Noonan, Cardiofaciocutaneous and Costello syndromes and the RAS-MAPK pathway
Noonan syndrome is a common autosomal dominant disorder whose characteristic features include congenital heart defects, short stature, pectus deformity of the chest, bleeding diathesis, variable differences in learning and development, and a particular facial appearance that changes with age. While genetically heterogeneous, up to 60% of affected individuals have a mutation in PTPN11, which encodes SHP-2, a key molecule in the cellular response to growth factors, hormones, cytokines and cell adhesion molecules. PTPN11 mutations are gain of function, with enhanced phosphatase activity and activation of the RAS/MAPK (mitogen-activated protein kinase) cascade in a cell-specific manner.

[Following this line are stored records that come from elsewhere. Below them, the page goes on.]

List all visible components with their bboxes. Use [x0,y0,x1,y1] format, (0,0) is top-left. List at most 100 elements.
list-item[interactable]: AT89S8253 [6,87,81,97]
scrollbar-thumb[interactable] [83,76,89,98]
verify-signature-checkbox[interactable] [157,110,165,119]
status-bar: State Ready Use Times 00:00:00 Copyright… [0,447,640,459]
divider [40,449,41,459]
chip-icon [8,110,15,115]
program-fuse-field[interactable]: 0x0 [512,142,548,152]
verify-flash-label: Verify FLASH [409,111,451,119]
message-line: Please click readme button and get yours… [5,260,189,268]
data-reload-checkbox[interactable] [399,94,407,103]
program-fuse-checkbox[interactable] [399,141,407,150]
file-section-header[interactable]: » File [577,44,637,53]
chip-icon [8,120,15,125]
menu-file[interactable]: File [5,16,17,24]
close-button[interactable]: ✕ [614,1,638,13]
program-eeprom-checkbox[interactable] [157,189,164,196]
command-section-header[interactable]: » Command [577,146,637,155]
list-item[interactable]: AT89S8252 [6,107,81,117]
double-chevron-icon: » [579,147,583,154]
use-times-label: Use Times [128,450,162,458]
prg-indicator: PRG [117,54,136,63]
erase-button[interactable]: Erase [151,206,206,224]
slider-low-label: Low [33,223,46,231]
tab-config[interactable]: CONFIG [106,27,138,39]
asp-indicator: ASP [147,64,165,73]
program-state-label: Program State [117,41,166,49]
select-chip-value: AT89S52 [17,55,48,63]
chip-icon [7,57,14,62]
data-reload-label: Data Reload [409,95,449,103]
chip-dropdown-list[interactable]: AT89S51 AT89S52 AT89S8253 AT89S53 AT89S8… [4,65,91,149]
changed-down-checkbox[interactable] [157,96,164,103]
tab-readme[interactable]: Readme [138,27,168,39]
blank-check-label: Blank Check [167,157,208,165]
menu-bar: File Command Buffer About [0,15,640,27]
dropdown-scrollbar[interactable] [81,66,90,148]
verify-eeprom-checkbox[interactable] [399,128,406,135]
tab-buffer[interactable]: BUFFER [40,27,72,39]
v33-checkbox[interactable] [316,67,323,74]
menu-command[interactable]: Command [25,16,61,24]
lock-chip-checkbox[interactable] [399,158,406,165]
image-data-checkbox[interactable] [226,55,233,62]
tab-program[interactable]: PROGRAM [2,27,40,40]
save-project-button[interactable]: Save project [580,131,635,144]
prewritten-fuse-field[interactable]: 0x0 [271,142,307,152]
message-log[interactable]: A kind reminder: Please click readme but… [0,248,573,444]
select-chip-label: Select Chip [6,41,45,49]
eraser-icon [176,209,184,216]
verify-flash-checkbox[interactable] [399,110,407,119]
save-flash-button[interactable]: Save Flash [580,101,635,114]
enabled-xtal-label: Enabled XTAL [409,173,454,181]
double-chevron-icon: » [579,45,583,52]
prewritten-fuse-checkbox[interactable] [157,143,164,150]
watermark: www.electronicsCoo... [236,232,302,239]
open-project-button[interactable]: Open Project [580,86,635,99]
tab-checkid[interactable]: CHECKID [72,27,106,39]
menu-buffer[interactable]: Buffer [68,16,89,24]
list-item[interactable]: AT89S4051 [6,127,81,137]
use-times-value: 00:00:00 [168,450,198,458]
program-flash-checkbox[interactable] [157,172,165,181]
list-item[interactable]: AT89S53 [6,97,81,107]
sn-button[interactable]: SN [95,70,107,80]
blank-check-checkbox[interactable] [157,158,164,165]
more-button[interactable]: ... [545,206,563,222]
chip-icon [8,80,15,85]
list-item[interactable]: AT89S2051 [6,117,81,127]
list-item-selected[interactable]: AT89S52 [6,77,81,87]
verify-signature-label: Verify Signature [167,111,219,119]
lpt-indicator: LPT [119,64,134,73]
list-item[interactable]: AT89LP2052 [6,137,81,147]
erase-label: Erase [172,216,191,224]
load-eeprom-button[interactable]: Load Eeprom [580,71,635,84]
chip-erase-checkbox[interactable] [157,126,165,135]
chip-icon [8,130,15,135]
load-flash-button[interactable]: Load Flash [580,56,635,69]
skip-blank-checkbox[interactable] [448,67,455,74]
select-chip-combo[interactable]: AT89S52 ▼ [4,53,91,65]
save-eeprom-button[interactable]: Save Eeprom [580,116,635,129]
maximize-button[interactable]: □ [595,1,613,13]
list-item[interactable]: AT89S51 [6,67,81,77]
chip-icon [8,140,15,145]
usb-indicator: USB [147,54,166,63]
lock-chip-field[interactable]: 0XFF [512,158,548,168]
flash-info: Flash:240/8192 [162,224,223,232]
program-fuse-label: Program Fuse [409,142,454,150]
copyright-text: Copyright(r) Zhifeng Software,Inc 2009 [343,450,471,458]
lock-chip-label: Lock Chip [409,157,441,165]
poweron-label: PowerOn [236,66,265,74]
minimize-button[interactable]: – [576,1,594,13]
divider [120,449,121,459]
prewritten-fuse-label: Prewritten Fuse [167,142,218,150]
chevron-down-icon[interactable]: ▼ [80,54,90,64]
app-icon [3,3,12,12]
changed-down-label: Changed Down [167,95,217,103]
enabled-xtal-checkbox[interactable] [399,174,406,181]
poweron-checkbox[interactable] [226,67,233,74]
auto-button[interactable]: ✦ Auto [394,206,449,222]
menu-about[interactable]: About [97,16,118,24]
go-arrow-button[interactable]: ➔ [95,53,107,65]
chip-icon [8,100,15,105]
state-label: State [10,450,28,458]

Noonan, Cardiofaciocutaneous and Costello syndromes have overlapping phenotypes, although one can usually distinguish between them. Nonetheless, even the experts may have differences of opinion. Within the last six months, mutations in HRAS have been found to cause Costello syndrome. These mutations activate downstream effectors such as MAPK. Just last week, missense mutations in three additional genes in the MAPK pathway, BRAF, MEK1 and MEK2, have been shown to cause cardiofaciocutaneous syndrome.
This complex pathway has a central role in cell growth and disruptions in the pathway can lead to tumour development. Individuals with cardiofaciocutaneous syndrome do not seem to be prone to cancer, however, a number of different malignancies have been described in Costello syndrome, including embryonal rhabdomyosarcoma, ganglioblastoma and bladder cancer. Juvenile myelomonocytic leukemia is an infrequent finding in Noonan syndrome and other cancers, such as neuroblastoma, Wilms’ tumour and non-Hodgkins lymphoma, have been rarely reported. Genotype-phenotype correlations will be explored.